I am seeking an algorithm with two inputs and one output.

As the first input, consider any sorted finite sequence $s_1, s_2, ..., s_n$. The second input is a rank-order correlation parameter $\rho\in [-1, 1]$. The output of the algorithm is a new sequence of the same length as the original input sequence, call this $(\phi_k)_{k=1}^n$.

My question is the following:

How to generate (in R, preferably) a random sequence $\phi_1, \phi_2, ..., \phi_n$ which is a permutation of the input sequence, such that the two sequences $(s_k)_{k=1}^n$ and $(\phi_k)_{k=1}^n$ have an expected rank-order correlation $\rho$?

Example. Consider as input the simple sequence consisting of all whole numbers from 1 to 12:

1 2 3 4 5 6 7 8 9 10 11 12

Then with perfect correlation ($\rho = 1$), it obviously always returns the same sequence:

1 2 3 4 5 6 7 8 9 10 11 12

With a high but non-perfect ($0\ll\rho < 1$) correlation, it might return:

1 2 4 3 5 6 9 7 8 10 11 12

However, it would return a random sequence, not necessarily that one. Notice that 3 and 4 have changed places, and 7, 8, 9 became 9, 7, 8. As you can see, there is still clearly an increasing trend. Higher numbers are more concentrated in the end and lower numbers in the beginning. But the relation is non-perfect, it is no longer a perfectly sorted sequence.

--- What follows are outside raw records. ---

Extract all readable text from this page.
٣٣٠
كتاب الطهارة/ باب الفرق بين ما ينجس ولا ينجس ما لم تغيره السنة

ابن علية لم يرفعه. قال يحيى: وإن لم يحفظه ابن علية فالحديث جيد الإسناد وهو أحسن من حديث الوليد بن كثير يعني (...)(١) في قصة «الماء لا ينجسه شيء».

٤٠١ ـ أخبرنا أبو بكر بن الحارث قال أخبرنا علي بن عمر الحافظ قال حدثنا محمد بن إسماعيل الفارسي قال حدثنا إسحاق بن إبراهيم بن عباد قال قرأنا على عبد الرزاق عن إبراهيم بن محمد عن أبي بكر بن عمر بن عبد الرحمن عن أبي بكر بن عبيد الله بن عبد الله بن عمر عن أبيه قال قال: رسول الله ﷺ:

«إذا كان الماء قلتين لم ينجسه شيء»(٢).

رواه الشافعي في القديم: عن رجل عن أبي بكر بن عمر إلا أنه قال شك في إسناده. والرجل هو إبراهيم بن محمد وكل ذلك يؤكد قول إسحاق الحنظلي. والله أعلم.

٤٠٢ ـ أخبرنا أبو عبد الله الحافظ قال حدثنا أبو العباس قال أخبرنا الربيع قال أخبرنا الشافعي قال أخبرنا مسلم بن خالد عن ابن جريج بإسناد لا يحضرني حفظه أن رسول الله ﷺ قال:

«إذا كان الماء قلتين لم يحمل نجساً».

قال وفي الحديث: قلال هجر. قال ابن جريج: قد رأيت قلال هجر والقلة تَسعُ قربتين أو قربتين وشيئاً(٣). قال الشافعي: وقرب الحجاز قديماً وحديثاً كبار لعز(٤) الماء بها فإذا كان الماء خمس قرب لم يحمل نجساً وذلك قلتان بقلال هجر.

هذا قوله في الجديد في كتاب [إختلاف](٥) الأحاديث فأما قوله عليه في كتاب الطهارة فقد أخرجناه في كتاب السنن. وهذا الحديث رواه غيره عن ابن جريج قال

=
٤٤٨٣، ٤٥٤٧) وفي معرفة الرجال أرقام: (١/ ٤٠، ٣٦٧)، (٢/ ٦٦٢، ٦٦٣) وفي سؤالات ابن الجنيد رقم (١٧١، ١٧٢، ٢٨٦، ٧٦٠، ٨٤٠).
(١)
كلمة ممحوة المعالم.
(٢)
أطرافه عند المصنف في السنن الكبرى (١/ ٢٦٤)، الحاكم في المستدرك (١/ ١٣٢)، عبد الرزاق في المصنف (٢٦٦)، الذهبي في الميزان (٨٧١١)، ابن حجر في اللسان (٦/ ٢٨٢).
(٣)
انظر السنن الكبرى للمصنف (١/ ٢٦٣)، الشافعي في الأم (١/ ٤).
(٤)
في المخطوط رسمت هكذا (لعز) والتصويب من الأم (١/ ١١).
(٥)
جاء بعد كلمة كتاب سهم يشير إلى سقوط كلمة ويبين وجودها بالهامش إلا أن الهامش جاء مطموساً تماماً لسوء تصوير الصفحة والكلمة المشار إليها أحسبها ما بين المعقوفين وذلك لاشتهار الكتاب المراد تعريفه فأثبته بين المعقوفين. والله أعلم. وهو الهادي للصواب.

When $\rho = 0$ the output should be a permutation of the input sequence where there is no expected rank-order relation between the sequences. In other words, that would just be an ordinary random permutation where all possible permutations have equal likelihood of occurring.

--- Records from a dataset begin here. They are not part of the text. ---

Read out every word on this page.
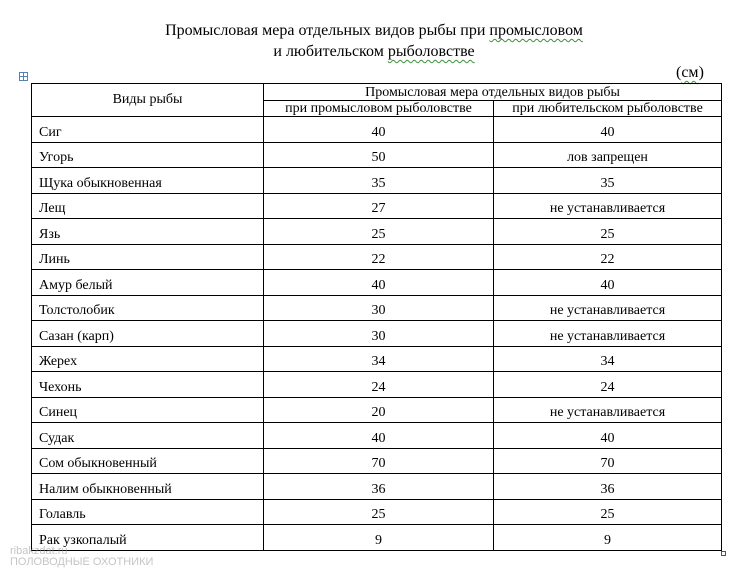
Промысловая мера отдельных видов рыбы при промысловом
и любительском рыболовстве
(см)
Виды рыбы	Промысловая мера отдельных видов рыбы	
	при промысловом рыболовстве	при любительском рыболовстве
Сиг	40	40
Угорь	50	лов запрещен
Щука обыкновенная	35	35
Лещ	27	не устанавливается
Язь	25	25
Линь	22	22
Амур белый	40	40
Толстолобик	30	не устанавливается
Сазан (карп)	30	не устанавливается
Жерех	34	34
Чехонь	24	24
Синец	20	не устанавливается
Судак	40	40
Сом обыкновенный	70	70
Налим обыкновенный	36	36
Голавль	25	25
Рак узкопалый	9	9
ribakzdat.ru
ПОЛОВОДНЫЕ ОХОТНИКИ
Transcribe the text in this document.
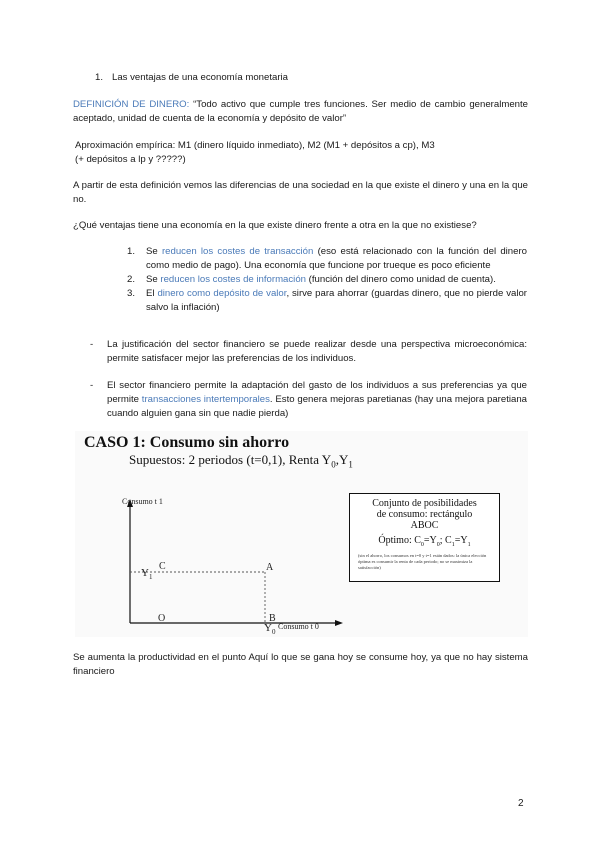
1. Las ventajas de una economía monetaria
DEFINICIÓN DE DINERO: “Todo activo que cumple tres funciones. Ser medio de cambio generalmente aceptado, unidad de cuenta de la economía y depósito de valor”
Aproximación empírica: M1 (dinero líquido inmediato), M2 (M1 + depósitos a cp), M3
(+ depósitos a lp y ?????)
A partir de esta definición vemos las diferencias de una sociedad en la que existe el dinero y una en la que no.
¿Qué ventajas tiene una economía en la que existe dinero frente a otra en la que no existiese?
1. Se reducen los costes de transacción (eso está relacionado con la función del dinero como medio de pago). Una economía que funcione por trueque es poco eficiente
2. Se reducen los costes de información (función del dinero como unidad de cuenta).
3. El dinero como depósito de valor, sirve para ahorrar (guardas dinero, que no pierde valor salvo la inflación)
- La justificación del sector financiero se puede realizar desde una perspectiva microeconómica: permite satisfacer mejor las preferencias de los individuos.
- El sector financiero permite la adaptación del gasto de los individuos a sus preferencias ya que permite transacciones intertemporales. Esto genera mejoras paretianas (hay una mejora paretiana cuando alguien gana sin que nadie pierda)
CASO 1: Consumo sin ahorro
Supuestos: 2 periodos (t=0,1), Renta $Y_0,Y_1$
Consumo t 1
Consumo t 0
$Y_1$
$Y_0$
C	A
O	B
Conjunto de posibilidades
de consumo: rectángulo
ABOC
Óptimo: $C_0=Y_0$; $C_1=Y_1$
(sin el ahorro, los consumos en t=0 y t=1 están dados: la única elección óptima es consumir la renta de cada periodo; no se maximiza la satisfacción)
Se aumenta la productividad en el punto Aquí lo que se gana hoy se consume hoy, ya que no hay sistema financiero
2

When $\rho = -1$ the output would be a complete reversal of the input sequence:

12 11 10 9 8 7 6 5 4 3 2 1

Hope my question makes sense, otherwise please ask for any clarifications. Thanks in advance for any help.

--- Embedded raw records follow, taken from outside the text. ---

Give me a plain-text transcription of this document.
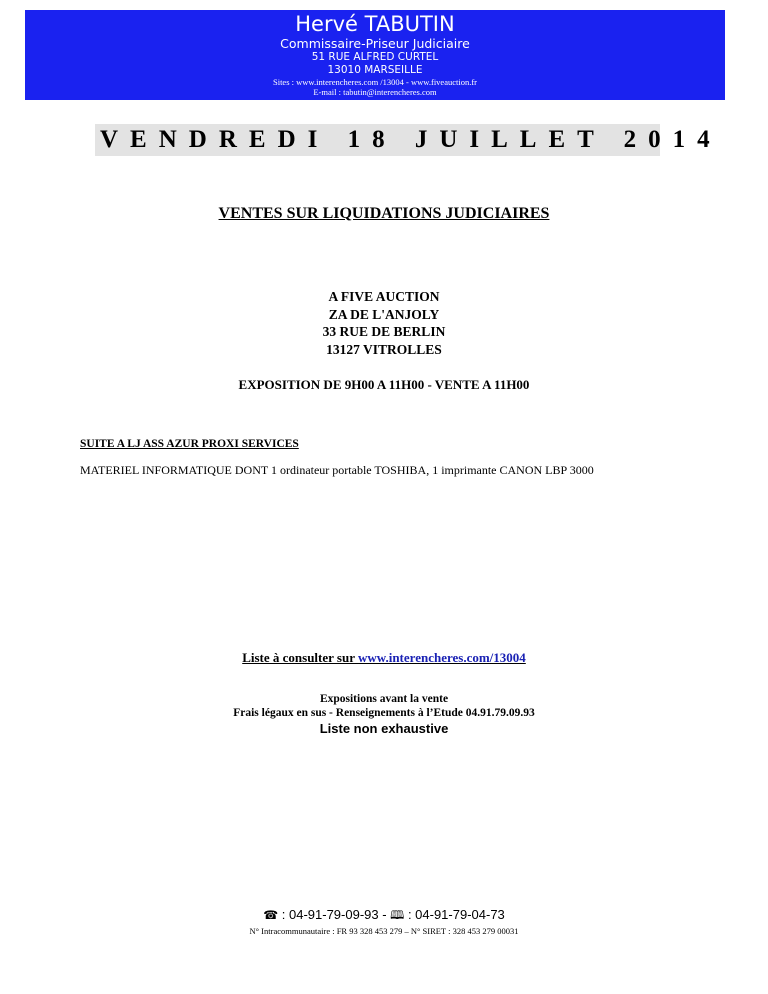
Hervé TABUTIN
Commissaire-Priseur Judiciaire
51 RUE ALFRED CURTEL
13010 MARSEILLE
Sites : www.interencheres.com /13004 - www.fiveauction.fr
E-mail : tabutin@interencheres.com
VENDREDI 18 JUILLET 2014
VENTES SUR LIQUIDATIONS JUDICIAIRES
A FIVE AUCTION
ZA DE L'ANJOLY
33 RUE DE BERLIN
13127 VITROLLES
EXPOSITION DE 9H00 A 11H00 - VENTE A 11H00
SUITE A LJ ASS AZUR PROXI SERVICES
MATERIEL INFORMATIQUE DONT 1 ordinateur portable TOSHIBA, 1 imprimante CANON LBP 3000
Liste à consulter sur www.interencheres.com/13004
Expositions avant la vente
Frais légaux en sus - Renseignements à l’Etude 04.91.79.09.93
Liste non exhaustive
☎ : 04-91-79-09-93 - 🕮 : 04-91-79-04-73
N° Intracommunautaire : FR 93 328 453 279 – N° SIRET : 328 453 279 00031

• It sounds like there might be a statistical problem lurking beneath this formulation--and perhaps by disclosing that problem you will convey enough information to indicate what distribution of correlations you need. (Stipulating only the expectation leaves the problem rather wide open to different solutions, many of which might not accomplish your real objective.)
– whuber
Aug 20, 2018 at 18:28
• @whuber You're right. I thought a bit about how I should word it exactly, and although not being totally satisfied with it, I chose the wording "expected rank-order correlation." It is by no means important that it should be the expected correlation. I will appreciate anyone with statistical expertise to make adjustments to my formulation within a reasonable reinterpretation of my question. I am simply trying to achieve the following: If $\rho$ is high, then the two sequences will, in some reasonable statistical way, tend to be higher correlated.
– Eff
Aug 20, 2018 at 18:33
• @whuber I have no extremely precise requirements, I just want something that produces these trends. If $\rho = 1$, return the same ordered sequence. If $\rho = 0$, then all permutations of the sequence have equal likelihood of being output. For values in between $\rho = 0$ and $\rho = 1$ there should be some gradual trends. If $\rho$ is closer to $1$, then the rank-order correlation will tend to higher than if $\rho$ is closer to $0$. How exactly this is achieved I would be happy for anyone to make a suggestion.
– Eff
Aug 20, 2018 at 18:48
• For example, one possible solution is for each possible value of $\rho \ge 0,$ output a uniform random permutation with probability $1-\rho$ and otherwise output the identity. When $\rho \lt 0,$ apply the preceding approach to $-\rho$ and reverse the output. That doesn't seem like it would be too satisfactory due to its tendency to output the identity permutation (or its reversal).
– whuber
Aug 20, 2018 at 19:46
• It's hard to tell what you're looking for. My (toy) proposal generates all kinds of permutations. The degree of "sortedness" is beautifully controlled by $\rho.$ Unless $\rho=\pm1,$ every possible permutation has a positive probability of being realized, but the expected correlation is $\rho,$ as required. Your objection must have something to do with your not-yet-explicit requirements about the nature of this distribution.